Fazlun Khalid Shows How Environmentalism Is Intrinsic To Islam
By Meara Sharma
Religion Unplugged
February 20, 2021
A scholar and activist, Fazlun Khalid has for decades worked to both raise environmental consciousness among Muslims as well as demonstrate, more broadly, the inherently ecological nature of Islam, and the environmental worldview it espouses. In 1994, he founded the Islamic Foundation for Ecology and Environmental Sciences (IFEES), an organization that gathers and interprets Islamic texts that pertain to ecology and formulates educational and conservation projects based on such principles. He has overseen transformational initiatives in Tanzania, Saudi Arabia, Madagascar, Indonesia and elsewhere, and has lectured on Islamic environmentalism at places like the United Nations, Davos and the Vatican, work that has earned him numerous accolades. Nova Science deemed him “the single most active Islamic environmentalist alive today.”
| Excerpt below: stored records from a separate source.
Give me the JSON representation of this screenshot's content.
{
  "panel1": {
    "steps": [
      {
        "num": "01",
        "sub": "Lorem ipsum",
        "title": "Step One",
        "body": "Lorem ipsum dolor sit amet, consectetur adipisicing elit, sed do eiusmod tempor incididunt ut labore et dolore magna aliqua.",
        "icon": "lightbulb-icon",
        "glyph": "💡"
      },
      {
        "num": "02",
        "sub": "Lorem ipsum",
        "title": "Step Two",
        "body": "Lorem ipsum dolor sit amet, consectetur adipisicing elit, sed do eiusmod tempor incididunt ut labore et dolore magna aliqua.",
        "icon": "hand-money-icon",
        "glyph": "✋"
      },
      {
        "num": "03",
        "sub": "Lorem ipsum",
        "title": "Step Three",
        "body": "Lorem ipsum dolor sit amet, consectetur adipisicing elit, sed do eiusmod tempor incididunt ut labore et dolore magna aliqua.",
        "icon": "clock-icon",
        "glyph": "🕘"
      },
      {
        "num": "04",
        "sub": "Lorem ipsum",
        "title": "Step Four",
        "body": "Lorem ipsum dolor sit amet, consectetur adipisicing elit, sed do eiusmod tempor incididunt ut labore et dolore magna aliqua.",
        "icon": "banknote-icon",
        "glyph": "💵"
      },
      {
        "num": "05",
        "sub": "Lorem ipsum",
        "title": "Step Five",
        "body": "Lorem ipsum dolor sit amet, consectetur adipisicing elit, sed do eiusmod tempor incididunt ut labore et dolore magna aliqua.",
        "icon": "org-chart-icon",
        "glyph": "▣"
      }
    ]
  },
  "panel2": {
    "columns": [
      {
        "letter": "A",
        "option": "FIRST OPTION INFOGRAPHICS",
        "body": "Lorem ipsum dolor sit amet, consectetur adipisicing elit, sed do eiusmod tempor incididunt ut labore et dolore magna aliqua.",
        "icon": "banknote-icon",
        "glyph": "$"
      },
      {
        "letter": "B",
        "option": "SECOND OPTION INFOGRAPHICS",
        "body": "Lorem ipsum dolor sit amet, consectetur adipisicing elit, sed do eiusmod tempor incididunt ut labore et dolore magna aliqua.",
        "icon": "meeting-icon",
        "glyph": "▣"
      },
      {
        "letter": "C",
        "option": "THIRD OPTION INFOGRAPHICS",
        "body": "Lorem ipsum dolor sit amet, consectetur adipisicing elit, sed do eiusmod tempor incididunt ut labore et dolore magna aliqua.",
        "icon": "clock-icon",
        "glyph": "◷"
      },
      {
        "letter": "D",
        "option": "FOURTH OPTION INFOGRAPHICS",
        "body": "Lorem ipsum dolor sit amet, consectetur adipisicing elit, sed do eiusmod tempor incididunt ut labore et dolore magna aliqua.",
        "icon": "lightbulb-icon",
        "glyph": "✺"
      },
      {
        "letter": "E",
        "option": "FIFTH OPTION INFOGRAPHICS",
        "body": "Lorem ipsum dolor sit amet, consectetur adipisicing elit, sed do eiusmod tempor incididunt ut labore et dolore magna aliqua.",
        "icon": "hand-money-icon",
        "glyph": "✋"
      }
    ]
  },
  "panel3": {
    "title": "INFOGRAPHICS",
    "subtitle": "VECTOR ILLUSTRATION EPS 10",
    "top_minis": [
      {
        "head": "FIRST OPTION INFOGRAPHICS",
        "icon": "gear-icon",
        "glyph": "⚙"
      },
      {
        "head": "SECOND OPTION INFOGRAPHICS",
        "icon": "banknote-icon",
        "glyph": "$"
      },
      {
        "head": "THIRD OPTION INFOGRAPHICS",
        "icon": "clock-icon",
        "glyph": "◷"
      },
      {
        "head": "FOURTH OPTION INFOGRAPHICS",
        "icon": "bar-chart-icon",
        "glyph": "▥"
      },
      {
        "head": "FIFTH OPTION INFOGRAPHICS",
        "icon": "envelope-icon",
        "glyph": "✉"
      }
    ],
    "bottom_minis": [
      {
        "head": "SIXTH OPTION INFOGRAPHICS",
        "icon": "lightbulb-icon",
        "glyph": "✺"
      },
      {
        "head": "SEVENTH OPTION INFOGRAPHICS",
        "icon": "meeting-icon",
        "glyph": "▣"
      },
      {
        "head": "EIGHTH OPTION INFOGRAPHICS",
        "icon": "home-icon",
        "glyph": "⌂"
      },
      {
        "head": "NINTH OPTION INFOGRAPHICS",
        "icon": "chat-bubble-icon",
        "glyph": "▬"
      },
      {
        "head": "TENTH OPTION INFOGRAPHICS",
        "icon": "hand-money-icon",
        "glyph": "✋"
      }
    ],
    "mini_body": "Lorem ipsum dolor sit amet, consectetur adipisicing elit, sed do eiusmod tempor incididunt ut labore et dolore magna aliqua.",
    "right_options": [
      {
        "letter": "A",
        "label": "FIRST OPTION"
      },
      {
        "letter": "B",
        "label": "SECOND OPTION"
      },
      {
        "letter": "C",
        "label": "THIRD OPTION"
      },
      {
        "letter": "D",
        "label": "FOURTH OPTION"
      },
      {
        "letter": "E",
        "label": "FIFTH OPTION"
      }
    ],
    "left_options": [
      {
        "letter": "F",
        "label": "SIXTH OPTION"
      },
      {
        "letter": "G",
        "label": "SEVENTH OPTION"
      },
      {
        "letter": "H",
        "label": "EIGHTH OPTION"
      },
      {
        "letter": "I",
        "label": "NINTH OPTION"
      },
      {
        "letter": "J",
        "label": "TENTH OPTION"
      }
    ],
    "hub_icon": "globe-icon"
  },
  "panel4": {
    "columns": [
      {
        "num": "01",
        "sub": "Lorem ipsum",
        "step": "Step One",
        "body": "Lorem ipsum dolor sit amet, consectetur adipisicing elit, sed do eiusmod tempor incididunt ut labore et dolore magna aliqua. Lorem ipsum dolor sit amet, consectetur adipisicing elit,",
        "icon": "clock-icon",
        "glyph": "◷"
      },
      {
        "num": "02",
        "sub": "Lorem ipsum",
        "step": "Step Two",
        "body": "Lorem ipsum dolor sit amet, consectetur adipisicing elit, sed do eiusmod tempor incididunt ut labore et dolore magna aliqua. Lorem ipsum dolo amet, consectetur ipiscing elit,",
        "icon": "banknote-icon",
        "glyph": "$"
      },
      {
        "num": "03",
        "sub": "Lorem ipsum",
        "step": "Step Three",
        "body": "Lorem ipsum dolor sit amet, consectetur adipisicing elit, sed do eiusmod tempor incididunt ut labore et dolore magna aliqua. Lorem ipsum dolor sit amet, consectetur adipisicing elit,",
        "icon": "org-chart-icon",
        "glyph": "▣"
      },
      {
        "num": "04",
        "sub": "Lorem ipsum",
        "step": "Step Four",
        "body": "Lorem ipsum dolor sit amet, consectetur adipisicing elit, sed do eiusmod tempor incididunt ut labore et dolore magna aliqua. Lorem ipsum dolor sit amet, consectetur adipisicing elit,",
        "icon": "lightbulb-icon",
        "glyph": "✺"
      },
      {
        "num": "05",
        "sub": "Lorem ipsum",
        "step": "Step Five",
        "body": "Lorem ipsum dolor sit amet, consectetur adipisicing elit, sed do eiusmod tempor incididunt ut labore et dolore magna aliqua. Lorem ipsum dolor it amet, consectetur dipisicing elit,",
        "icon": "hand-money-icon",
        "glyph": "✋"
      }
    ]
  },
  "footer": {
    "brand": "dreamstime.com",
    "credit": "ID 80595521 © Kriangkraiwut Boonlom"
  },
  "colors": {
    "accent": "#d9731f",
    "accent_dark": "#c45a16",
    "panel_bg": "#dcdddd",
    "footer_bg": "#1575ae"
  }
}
“The ethos of Islam is that it integrates belief with a code of conduct which pays heed to the essence of the natural world,” he writes in his book, Signs On the Earth: Islam, Modernity, and the Climate Crisis, published in 2019. Embedded throughout the Quran, he explains, are notions of conservation, balance, and a sense of responsibility toward the ecosystems we inhabit, even though the modern, secular notion of “environmentalism” doesn’t explicitly appear. “[Islam] proves a holistic approach to existence,” he writes. “It does not differentiate between the sacred and the secular, and neither does it place a distinction between the world of humankind and the world of nature.”